“Korku insanı un ufak ediyor. Karartıyor, hiçbir şeye bir anlam bırakmıyor. Korku sanki kendi karanlığında uluyan bir kurt. Bu ses tüm anlamları bastırıyor. Sonra en ağır donanımıyla gelip tüm ruhları yakıp yıkıyor. Bireyler, toplumlar, topluluklar onun ağında inim inim inliyorlar. Korku, korkunç bir ana, ne korkunç çocuklar doğuruyor! Kin, nefret, öç, hınç, aşağılama bu anadan doğuyor. Bu duygular insanı cesaretin, sevmenin, umudun, inancın kucağından uzak tutuyorlar.
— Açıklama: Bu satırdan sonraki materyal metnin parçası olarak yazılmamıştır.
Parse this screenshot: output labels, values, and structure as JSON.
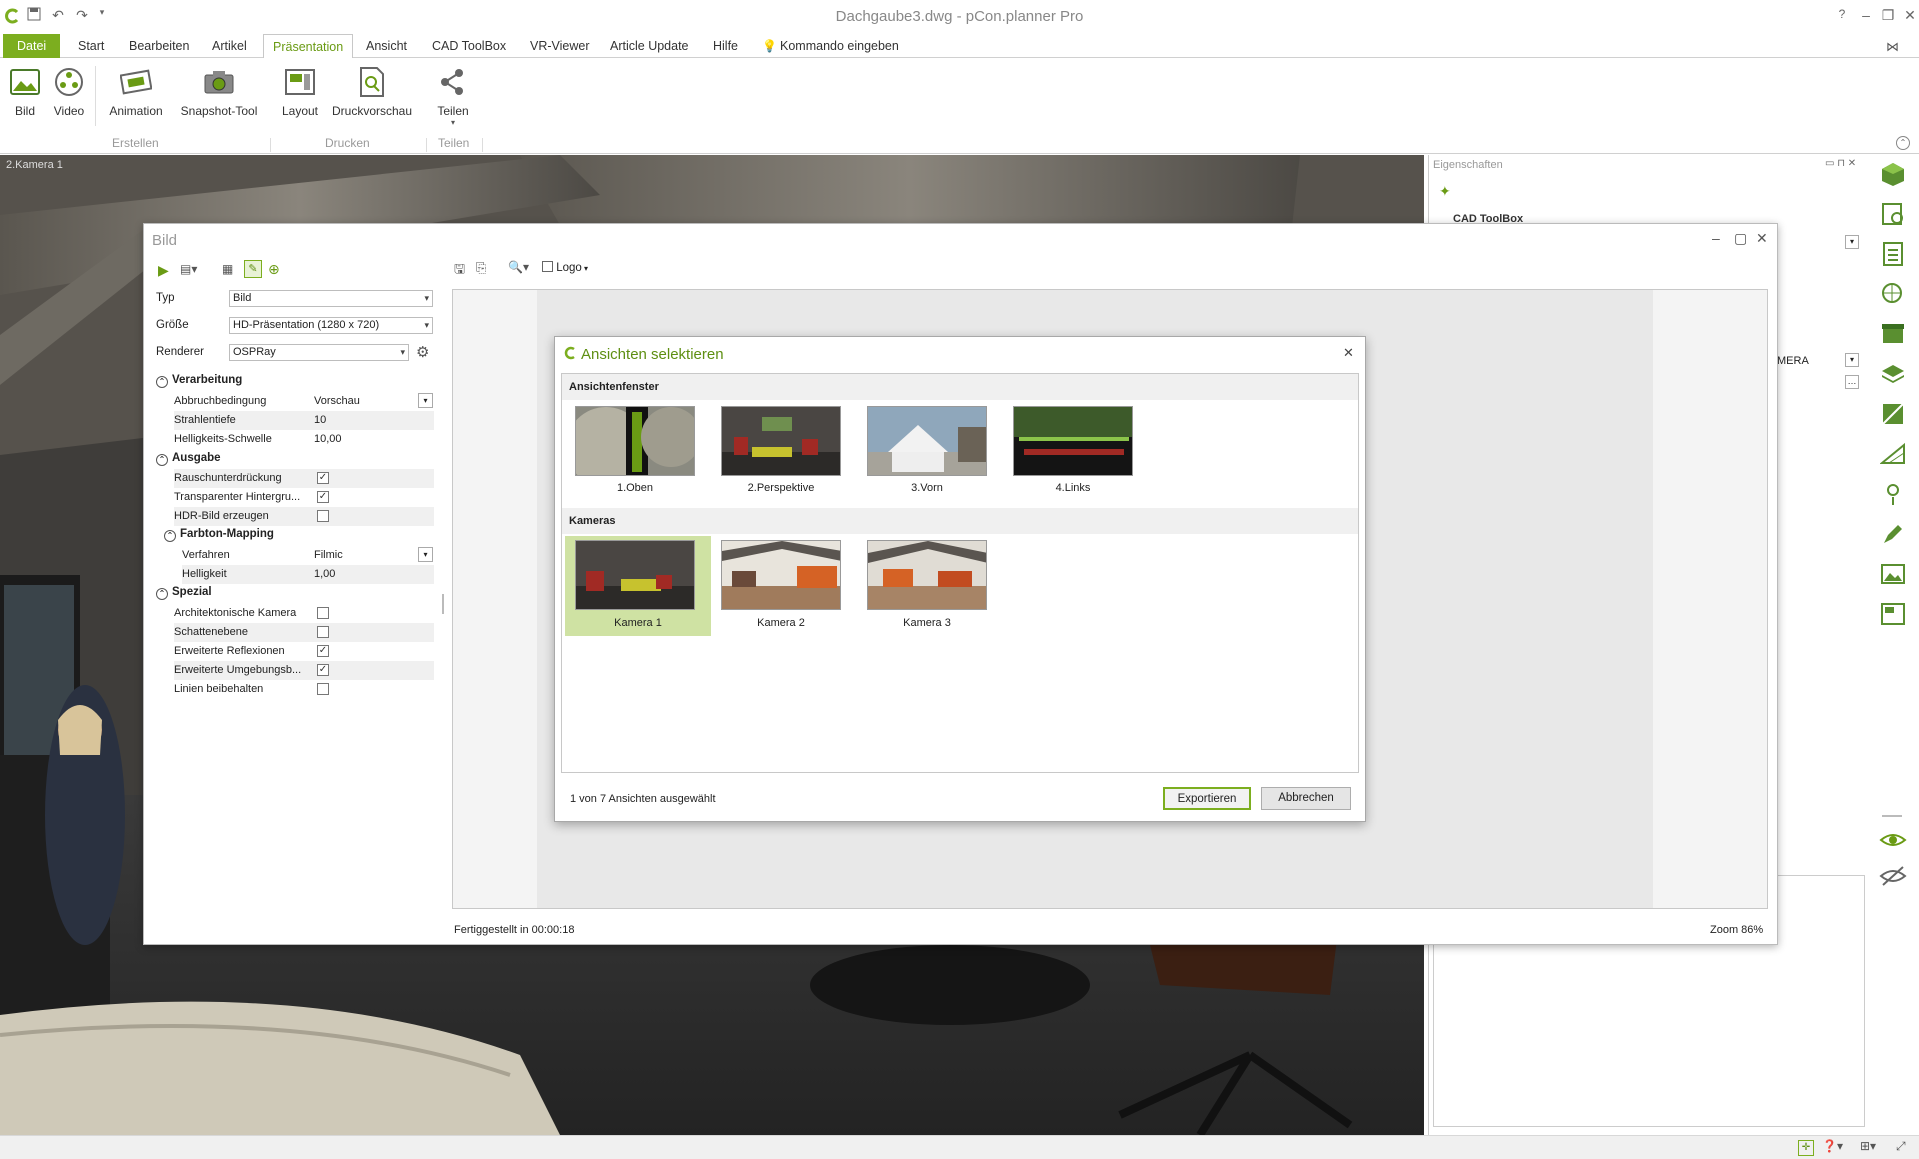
{
  "window": {
    "title": "Dachgaube3.dwg - pCon.planner Pro",
    "help": "?"
  },
  "menu": {
    "items": [
      "Datei",
      "Start",
      "Bearbeiten",
      "Artikel",
      "Präsentation",
      "Ansicht",
      "CAD ToolBox",
      "VR-Viewer",
      "Article Update",
      "Hilfe"
    ],
    "command": "Kommando eingeben"
  },
  "ribbon": {
    "buttons": [
      "Bild",
      "Video",
      "Animation",
      "Snapshot-Tool",
      "Layout",
      "Druckvorschau",
      "Teilen"
    ],
    "groups": [
      "Erstellen",
      "Drucken",
      "Teilen"
    ]
  },
  "viewport": {
    "label": "2.Kamera 1"
  },
  "properties": {
    "title": "Eigenschaften",
    "section": "CAD ToolBox",
    "value_camera": "MERA"
  },
  "bild": {
    "title": "Bild",
    "logo_label": "Logo",
    "typ_label": "Typ",
    "typ_value": "Bild",
    "groesse_label": "Größe",
    "groesse_value": "HD-Präsentation (1280 x 720)",
    "renderer_label": "Renderer",
    "renderer_value": "OSPRay",
    "sections": {
      "verarbeitung": "Verarbeitung",
      "ausgabe": "Ausgabe",
      "farbton": "Farbton-Mapping",
      "spezial": "Spezial"
    },
    "verarbeitung": [
      {
        "label": "Abbruchbedingung",
        "value": "Vorschau"
      },
      {
        "label": "Strahlentiefe",
        "value": "10"
      },
      {
        "label": "Helligkeits-Schwelle",
        "value": "10,00"
      }
    ],
    "ausgabe": [
      {
        "label": "Rauschunterdrückung",
        "checked": true
      },
      {
        "label": "Transparenter Hintergru...",
        "checked": true
      },
      {
        "label": "HDR-Bild erzeugen",
        "checked": false
      }
    ],
    "farbton": [
      {
        "label": "Verfahren",
        "value": "Filmic"
      },
      {
        "label": "Helligkeit",
        "value": "1,00"
      }
    ],
    "spezial": [
      {
        "label": "Architektonische Kamera",
        "checked": false
      },
      {
        "label": "Schattenebene",
        "checked": false
      },
      {
        "label": "Erweiterte Reflexionen",
        "checked": true
      },
      {
        "label": "Erweiterte Umgebungsb...",
        "checked": true
      },
      {
        "label": "Linien beibehalten",
        "checked": false
      }
    ],
    "status": "Fertiggestellt in 00:00:18",
    "zoom": "Zoom 86%"
  },
  "dialog": {
    "title": "Ansichten selektieren",
    "cat_views": "Ansichtenfenster",
    "views": [
      "1.Oben",
      "2.Perspektive",
      "3.Vorn",
      "4.Links"
    ],
    "cat_cameras": "Kameras",
    "cameras": [
      "Kamera 1",
      "Kamera 2",
      "Kamera 3"
    ],
    "selected_camera": 0,
    "status": "1 von 7 Ansichten ausgewählt",
    "export": "Exportieren",
    "cancel": "Abbrechen"
  },
  "colors": {
    "accent": "#7cae1f",
    "selection": "#cfe2a3"
  }
}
Korku öyle kör ediyor ki herkesi, öyle sarıyor ki ruhları, kimse onsuz yaşayamaz oluyor. Yaşadıklarıysa ölümden başka bir şey değil, öldürmekten başka bir şey değil”
***
“A bir türlü kavrayamıyordu, nasıl oluyor da kendi halinde doğal olan bu korku, insanın içinde bu yıkıcı güce ve donanıma ulaşabiliyordu? Tarihin ağzına dek dolu bir kan fıçısı olmasını nasıl açıklayabilirdik? Günümüzü nasıl bağışlayabilirdik? Kahramanların ne büyük korkaklar olduğunu nasıl göremezdik? Kendimizden başlamalıydık. Hergün yeniden kendimizden başlamalıydık. Bu bulaşıcı illeti kendi içimizde karantinaya almalıydık. Biz biribirimizle değil korkumuzla savaşmalıydık. Aptallık için yüksek bir zekaya mı sahip olmak gerekiyordu? Akıl alacak gibi değildi tüm bunlar!”